Alcohol is a porphyrinogenic agent which may cause disturbances in porphyrin metabolism in healthy persons as well as biochemical and clinical manifestations of acute and chronic hepatic porphyrias. After excessive consumption of alcohol, a temporary, clinically asymptomatic secondary hepatic coproporphyrinuria is observable, which can become persistent in cases of alcohol-induced liver damage. Nowadays, the alcohol-liver-porphyrinuria syndrome is the first to be mentioned in secondary hepatic disturbances of porphyrin metabolism.
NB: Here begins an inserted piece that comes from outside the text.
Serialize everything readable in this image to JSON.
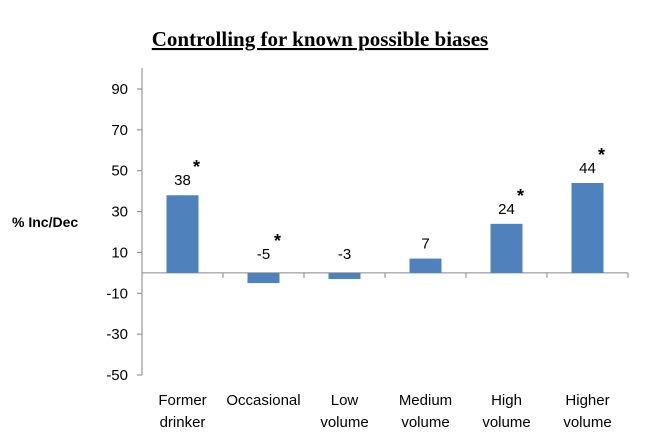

Acute hepatic porphyrias (acute intermittent porphyria, variegate porphyria and hereditary coproporphyria) are considered to be molecular regulatory diseases, in contrast to non-acute, chronic hepatic porphyria, clinically appearing as porphyria cutanea tarda (PCT). Porphyrins do not accumulate in the liver in acute porphyrias, whereas in chronic hepatic porphyrias they do. Thus, chronic hepatic porphyria is a porphyrin-accumulation disease, whereas acute hepatic porphyrias are haem-pathway-dysregulation diseases, characterized in general by induction of delta-aminolevulinic acid synthase in the liver and excessive stimulation of the pathway without storage of porphyrins in the liver. The clinical expression of acute hepatic porphyrias can be triggered by alcohol, because alcohol augments the inducibility of delta-aminolevulinic acid synthase. In chronic hepatic porphyrias, however, which are already associated with liver damage, alcohol potentiates the disturbance of the decarboxylation of uro- and heptacarboxyporphyrinogen, which is followed by a hepatic accumulation of uro- and heptacarboxyporphyrin and their sometimes extreme urinary excretion. Especially in persons with a genetic deficiency of uroporphyrinogen decarboxylase, but also in patients with the so-called sporadic variety of PCT, alcohol is able to transform an asymptomatic coproporphyrinuria into PCT. Alcohol has many biochemical and clinical effects on porphyrin and haem synthesis both in humans and laboratory animals. Ethanol suppresses the activity of porphobilinogen synthase (synonym: delta-aminolevulinic acid dehydratase), uroporphyrinogen decarboxylase, coproporphyrinogen oxidase and ferrochelatase, whereas it induces the first and rate-limiting enzyme in the pathway, delta-aminolevulinic acid synthase and also porphobilinogen deaminase. Therefore, teetotalism is a therapeutically and prophylactically important measure in all types of hepatic porphyrias.
酒精是一种可致卟啉生成的物质,可在健康人身上引起卟啉代谢紊乱,以及急性和慢性肝卟啉病的生化和临床表现。过量饮酒后,可观察到一种暂时的、临床上无症状的继发性肝粪卟啉尿症,在酒精性肝损伤的情况下可能会持续存在。如今,酒精-肝-卟啉尿症综合征是继发性肝卟啉代谢紊乱中首先被提及的病症。与非急性、慢性肝卟啉病(临床上表现为迟发性皮肤卟啉病,PCT)不同,急性肝卟啉病(急性间歇性卟啉病、混合型卟啉病和遗传性粪卟啉病)被认为是分子调节疾病。在急性卟啉病中,卟啉不会在肝脏中蓄积,而在慢性肝卟啉病中则会蓄积。因此,慢性肝卟啉病是一种卟啉蓄积性疾病,而急性肝卟啉病是血红素途径调节异常疾病,其一般特征是肝脏中δ-氨基-γ-酮戊酸合酶的诱导以及该途径的过度刺激,且卟啉不在肝脏中储存。急性肝卟啉病的临床症状可由酒精引发,因为酒精会增强δ-氨基-γ-酮戊酸合酶的诱导作用。然而,在已经伴有肝损伤的慢性肝卟啉病中,酒精会增强尿卟啉原和七羧基卟啉原脱羧作用的紊乱,随后尿卟啉和七羧基卟啉在肝脏中蓄积,并有时会出现极高的尿排泄量。特别是在尿卟啉原脱羧酶基因缺陷的人群中,以及在所谓散发性PCT患者中,酒精能够将无症状的粪卟啉尿症转变为PCT。酒精对人和实验动物的卟啉和血红素合成具有多种生化和临床作用。乙醇会抑制胆色素原合酶(同义词:δ-氨基-γ-酮戊酸脱水酶)、尿卟啉原脱羧酶、粪卟啉原氧化酶和亚铁螯合酶的活性,而它会诱导该途径中的第一种且是限速酶,即δ-氨基-γ-酮戊酸合酶以及胆色素原脱氨酶。因此,在所有类型的肝卟啉病中,戒酒都是一项在治疗和预防方面都很重要的措施。